Sobre un pequeño escritorio, al fondo de un pasillo con varios módulos, Alaa Alachram le entrega a estudiantes de Derecho y Trabajo Social de la U. Católica los papeles de su familia. Unos metros más allá, tres veinteañeros sirios recién llegados tratan de entender cómo hacer que sus títulos sirvan en Chile. Uno de ellos, estudiante de Ingeniería en Siria, cuenta que sólo le quedaba una materia que aprobar, pero la reprobó a propósito para salvarse de que lo llamaran a la guerra. Ahora, sin ningún papel que lo acredite, teme tener que empezar todo de cero.

Los pasillos de la Clínica Jurídica de la U. Católica, donde los alumnos de tercero y cuarto de la carrera hacen sus prácticas ayudando a quienes no tienen dinero para pagarse un abogado, son uno de los primeros lugares a los que hoy van a pedir ayuda los migrantes sirios recién llegados.

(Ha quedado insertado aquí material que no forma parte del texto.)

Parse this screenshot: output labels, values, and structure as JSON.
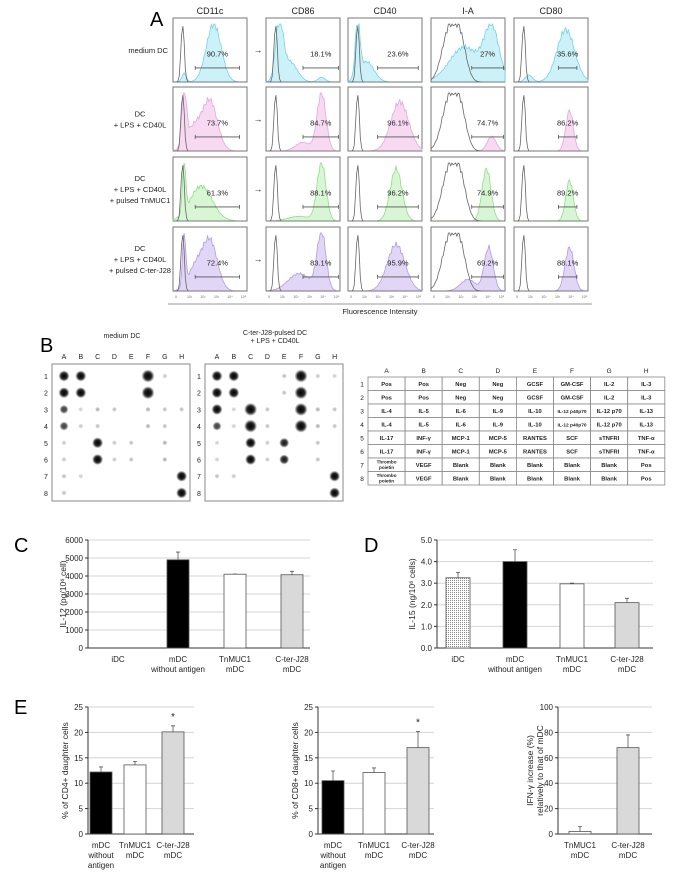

Luego de firmar un convenio con la Sociedad de Beneficencia Siria, y apadrinados en EE.UU. por el Boston College, el año pasado empezaron a recibir casos de sirios, y este año llevaron el proyecto más allá:en una alianza con la Escuela de Trabajo Social están atendiendo a los inmigrantes en grupos de alumnos de ambas carreras, ayudándolos a solucionar sus problemas migratorios, asesorándolos en conflictos legales y generándoles mejores redes de apoyo.

La abogada María José de Las Heras, quien antes trabajó en los ministerios de Justicia y Desarrollo Social, y hoy dirige el proyecto junto a la asistente social Liliana Guerra, tiene una visión crítica de la forma en que se maneja el tema.

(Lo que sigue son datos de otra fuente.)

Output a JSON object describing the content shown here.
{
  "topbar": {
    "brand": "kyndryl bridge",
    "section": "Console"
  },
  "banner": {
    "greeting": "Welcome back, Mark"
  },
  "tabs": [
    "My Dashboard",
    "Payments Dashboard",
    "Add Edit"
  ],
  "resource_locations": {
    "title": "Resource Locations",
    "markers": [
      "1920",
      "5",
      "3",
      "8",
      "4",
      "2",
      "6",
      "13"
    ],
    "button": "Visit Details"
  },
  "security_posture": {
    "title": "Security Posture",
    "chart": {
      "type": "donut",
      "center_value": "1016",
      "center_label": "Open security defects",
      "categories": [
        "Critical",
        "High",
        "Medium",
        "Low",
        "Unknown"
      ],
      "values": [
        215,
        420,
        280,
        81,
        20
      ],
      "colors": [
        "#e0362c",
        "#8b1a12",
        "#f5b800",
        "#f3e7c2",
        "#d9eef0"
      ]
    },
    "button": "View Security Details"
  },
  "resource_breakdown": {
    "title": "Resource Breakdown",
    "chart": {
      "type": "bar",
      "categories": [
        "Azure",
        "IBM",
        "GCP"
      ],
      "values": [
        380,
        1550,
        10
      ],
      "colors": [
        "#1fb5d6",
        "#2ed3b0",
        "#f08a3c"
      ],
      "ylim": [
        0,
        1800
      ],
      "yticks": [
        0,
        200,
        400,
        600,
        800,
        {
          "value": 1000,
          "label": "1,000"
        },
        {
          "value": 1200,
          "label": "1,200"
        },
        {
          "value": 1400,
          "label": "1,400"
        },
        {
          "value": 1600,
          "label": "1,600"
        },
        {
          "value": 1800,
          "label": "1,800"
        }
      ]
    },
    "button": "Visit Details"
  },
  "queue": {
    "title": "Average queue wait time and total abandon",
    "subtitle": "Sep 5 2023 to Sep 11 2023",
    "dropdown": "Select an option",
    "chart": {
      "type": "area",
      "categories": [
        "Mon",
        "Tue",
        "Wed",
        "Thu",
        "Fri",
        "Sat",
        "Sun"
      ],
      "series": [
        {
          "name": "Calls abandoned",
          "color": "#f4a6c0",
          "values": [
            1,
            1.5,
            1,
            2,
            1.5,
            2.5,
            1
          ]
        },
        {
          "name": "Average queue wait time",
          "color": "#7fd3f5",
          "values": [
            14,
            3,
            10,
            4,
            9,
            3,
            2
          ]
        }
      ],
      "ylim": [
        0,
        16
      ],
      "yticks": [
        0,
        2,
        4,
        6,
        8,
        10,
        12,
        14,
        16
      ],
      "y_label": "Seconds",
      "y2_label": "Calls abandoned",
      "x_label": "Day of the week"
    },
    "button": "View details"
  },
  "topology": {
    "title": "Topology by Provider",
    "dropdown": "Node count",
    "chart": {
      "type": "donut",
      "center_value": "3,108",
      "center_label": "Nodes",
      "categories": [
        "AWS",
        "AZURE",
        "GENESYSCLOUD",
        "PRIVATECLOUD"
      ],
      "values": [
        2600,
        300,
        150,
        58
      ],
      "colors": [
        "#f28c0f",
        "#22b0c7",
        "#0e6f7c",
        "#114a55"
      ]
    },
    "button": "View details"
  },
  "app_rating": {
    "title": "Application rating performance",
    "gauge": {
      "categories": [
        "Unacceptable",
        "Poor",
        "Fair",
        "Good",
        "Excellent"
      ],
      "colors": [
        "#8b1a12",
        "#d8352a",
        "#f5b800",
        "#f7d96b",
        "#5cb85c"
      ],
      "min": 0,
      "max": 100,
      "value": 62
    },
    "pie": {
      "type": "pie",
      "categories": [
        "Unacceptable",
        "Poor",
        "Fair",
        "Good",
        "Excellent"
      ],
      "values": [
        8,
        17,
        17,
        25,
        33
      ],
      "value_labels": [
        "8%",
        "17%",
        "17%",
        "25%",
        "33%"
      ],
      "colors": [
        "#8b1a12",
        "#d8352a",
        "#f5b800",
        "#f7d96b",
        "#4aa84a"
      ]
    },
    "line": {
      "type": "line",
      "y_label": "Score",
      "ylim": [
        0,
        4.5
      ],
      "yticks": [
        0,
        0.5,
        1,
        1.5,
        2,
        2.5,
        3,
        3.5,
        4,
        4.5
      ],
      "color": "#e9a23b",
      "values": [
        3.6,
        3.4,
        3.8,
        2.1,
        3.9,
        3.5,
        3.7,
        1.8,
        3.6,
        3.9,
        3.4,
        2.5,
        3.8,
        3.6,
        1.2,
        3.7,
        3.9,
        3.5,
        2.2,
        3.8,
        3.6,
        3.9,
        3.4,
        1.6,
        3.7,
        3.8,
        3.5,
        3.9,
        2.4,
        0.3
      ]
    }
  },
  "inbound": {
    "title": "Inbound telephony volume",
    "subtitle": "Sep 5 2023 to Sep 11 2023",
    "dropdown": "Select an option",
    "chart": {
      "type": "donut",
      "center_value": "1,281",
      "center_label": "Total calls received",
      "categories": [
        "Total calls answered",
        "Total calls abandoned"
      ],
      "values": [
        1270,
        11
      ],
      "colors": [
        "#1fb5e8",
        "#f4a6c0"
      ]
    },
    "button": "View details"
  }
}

–No existe una política pública para migrantes, ni un sistema focalizado para atenderlos desde el ingreso hasta la salida, ni preocupación por qué pasa cuando la persona está en Chile: los sistemas de acogida, cómo operan sus redes, cómo conectarlos. Hay que entender que el migrante es vulnerable, independiente de su situación socioeconómica. Y hay que sacar el tema de la perspectiva de la seguridad pública y verlo desde el desarrollo humano.

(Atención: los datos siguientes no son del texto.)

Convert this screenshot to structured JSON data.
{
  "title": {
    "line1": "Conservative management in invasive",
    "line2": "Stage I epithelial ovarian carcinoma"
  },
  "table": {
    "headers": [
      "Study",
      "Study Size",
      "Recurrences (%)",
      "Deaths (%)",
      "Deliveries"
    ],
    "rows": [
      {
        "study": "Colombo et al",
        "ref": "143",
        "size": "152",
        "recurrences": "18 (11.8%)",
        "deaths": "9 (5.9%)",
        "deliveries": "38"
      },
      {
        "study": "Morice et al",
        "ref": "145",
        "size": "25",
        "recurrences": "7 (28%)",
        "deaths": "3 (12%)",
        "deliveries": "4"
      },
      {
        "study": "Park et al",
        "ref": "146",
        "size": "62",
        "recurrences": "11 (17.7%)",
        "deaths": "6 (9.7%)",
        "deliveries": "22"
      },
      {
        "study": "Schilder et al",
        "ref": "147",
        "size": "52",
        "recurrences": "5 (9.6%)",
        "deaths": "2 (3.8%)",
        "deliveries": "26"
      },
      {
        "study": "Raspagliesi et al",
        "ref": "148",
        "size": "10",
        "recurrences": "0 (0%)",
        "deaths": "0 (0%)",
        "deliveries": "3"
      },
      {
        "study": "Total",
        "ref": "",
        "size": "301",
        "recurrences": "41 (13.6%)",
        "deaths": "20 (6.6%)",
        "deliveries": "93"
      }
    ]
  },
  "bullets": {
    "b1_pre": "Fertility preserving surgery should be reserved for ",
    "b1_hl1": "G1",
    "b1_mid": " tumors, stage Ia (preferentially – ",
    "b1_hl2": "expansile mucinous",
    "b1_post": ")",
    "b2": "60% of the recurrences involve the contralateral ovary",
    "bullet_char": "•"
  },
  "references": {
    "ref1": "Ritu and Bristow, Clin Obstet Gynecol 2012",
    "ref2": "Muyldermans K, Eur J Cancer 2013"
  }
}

Fahed Saad, de 63 años y Ph.D. en Ciencias Aplicadas, es otro de los inmigrantes que hoy están ayudando. Luego de dos años en el país junto a su esposa, Nahla Dahma, de 60 años y profesora de francés, aún no obtienen visa permanente, y no puede sacar adelante el emprendimiento que montaron, de exportación de frutos secos, por no tener acceso a crédito. Hoy, dicen, ni siquiera pueden sacar un celular a su nombre, ni les dejan conducir con el carné internacional que tenían en Siria. En la clínica jurídica intentan ayudarlos a solucionar esas cosas.

Adolfo Numi, el abogado sirio que coordina la ayuda de la Sociedad de Beneficencia Siria para la mayor parte de los migrantes en el país, cree que, pese a todo, Chile es uno de los países que más disposición ha mostrado para ayudar a los sirios tras la crisis humanitaria. Pero cree que la clave para acogerlos está en reformar la ley migratoria, y pasar del enfoque de la seguridad nacional al de los derechos y la protección de los migrantes.

Hoy, dice, las grandes peleas son facilitar los trámites legales para que no haya más ingenieros, médicos y arquitectos sirios vendiendo shawarma en la calle, y así aprovechar su potencial para la sociedad chilena. También cambiar la forma cómo se trata a los inmigrantes en la frontera, con una institucionalidad que sea capaz de detectar a las personas que requieren ayuda del Estado.

Así, dice, se evitarán más casos como el que los puso por primera vez en movimiento en febrero del año pasado, cuando Carabineros encontró durmiendo en el bandejón de la Alameda a una pareja de sirios -él, químico farmacéutico-, que habían entrado al país con papeles falsos, sin hablar español, huyendo de los bombardeos. Tras quedar con arraigo nacional quedaron sin tener dónde ir. Ellos los quisieron convencer de que pidieran refugio, pero a esa altura los sirios sólo querían irse de regreso.